The patient in this report received proton boost therapy compared to the protocol of the CLEOPATRA trial (20). According to this protocol, a dose reduction of the radiation therapy in the non-tumor brain tissue was observed (Figure 1C).

Evaluation of Treatment Response

The criteria of Response Assessment in Neuro-Oncology (RANO) published in 2010 are widely used to assess treatment response in first-line GBM therapy (21). The RANO criteria distinguish between progression, stable disease, partial response, and complete response. Based on the RANO criteria, a partial response was observed in this patient at 3 months, and a complete response was seen 1 year after the end of radiation therapy. Perfusion MRI could also be helpful in the assessment of treatment response in GBM (22). Glioma growth is often associated with changes in the blood–brain barrier, tumor angiogenesis, and higher local CBV and an increased CBF (23, 24). Eighteen months after completion of the radiation therapy, patient showed neither elevated CBV nor elevated CBF compared to the contralateral side (Figure 3). These radiological changes in the former tumor area support the diagnosis of a complete radiological response in the presented patient.

In summary, this case shows the combination treatment of chemoradiation with TMZ including proton boost, TMZ maintenance, and TTFields in a patient with pathologically confirmed GBM IDH wild type. The presented case shows that the combination of these therapies might prolong survival in GBM patients. However, either or both TTFields or proton boost may have contributed to this patient's good clinical outcome. Complete radiological responses were observed in other clinical trials, too (25). However, these results should be interpreted with caution and should not be generalized. For further evaluation, prospective data on the treatment of GBM patients by proton therapy in combination with TTFields are warranted for further recommendations.

Conclusion

Despite negative predictors at the molecular level, complete radiological response was observed in a biopsied patient with pathologically confirmed GBM IDH wild type. This is the first report, to our knowledge, of a patient with a biopsied GBM IDH wild type receiving proton therapy followed by TTFields therapy.
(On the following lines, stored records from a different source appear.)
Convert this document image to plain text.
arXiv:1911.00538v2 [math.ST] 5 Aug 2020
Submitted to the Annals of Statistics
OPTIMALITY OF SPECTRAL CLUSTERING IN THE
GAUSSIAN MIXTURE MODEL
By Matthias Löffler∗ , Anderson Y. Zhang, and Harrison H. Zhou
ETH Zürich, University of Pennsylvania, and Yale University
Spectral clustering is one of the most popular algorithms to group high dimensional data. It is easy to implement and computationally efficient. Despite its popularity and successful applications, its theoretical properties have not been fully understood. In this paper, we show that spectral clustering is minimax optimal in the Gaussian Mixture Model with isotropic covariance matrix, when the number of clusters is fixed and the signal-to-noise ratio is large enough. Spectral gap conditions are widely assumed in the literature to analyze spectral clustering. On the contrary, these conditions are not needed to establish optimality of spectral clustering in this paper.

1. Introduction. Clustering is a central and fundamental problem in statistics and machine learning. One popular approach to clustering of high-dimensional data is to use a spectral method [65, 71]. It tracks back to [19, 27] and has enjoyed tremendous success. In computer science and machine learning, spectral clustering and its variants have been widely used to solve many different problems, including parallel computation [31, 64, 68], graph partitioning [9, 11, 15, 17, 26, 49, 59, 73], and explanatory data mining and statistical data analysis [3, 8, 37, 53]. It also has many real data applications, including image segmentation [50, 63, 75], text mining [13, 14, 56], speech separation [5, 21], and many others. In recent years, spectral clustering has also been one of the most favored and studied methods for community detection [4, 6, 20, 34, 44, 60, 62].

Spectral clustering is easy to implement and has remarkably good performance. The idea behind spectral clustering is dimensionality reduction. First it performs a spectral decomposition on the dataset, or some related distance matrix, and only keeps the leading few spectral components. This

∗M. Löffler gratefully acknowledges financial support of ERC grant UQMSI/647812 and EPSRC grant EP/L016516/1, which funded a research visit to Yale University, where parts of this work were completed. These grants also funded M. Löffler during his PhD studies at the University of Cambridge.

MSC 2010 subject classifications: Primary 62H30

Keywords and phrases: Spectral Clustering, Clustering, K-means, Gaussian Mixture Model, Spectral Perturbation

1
Data Availability Statement

The raw data supporting the conclusions of this article will be made available by the authors, without undue reservation, to any qualified researcher.

Ethics Statement

Ethical review and approval was not required for the study on human participants in accordance with the local legislation and institutional requirements. The patients/participants provided their written informed consent to participate in this study. Written informed consent was obtained from the individual(s) for the publication of any potentially identifiable images or data included in this article.

Author Contributions

MS identified the patient, reviewed the clinical history and the literature. MS and HD prepared the manuscript. HD and TA performed the genomic analyses and edited the manuscript. EU and MK contributed to the literature review and manuscript preparation. AJ and FE evaluated radiation dosing, contributed to the clinical history review, and reviewed the manuscript. BW reviewed the manuscript and the MRI scans.

Conflict of Interest

MS has support for laboratory research and lectures from Novocure, Ltd. The remaining authors declare that the research was conducted in the absence of any commercial or financial relationships that could be construed as a potential conflict of interest.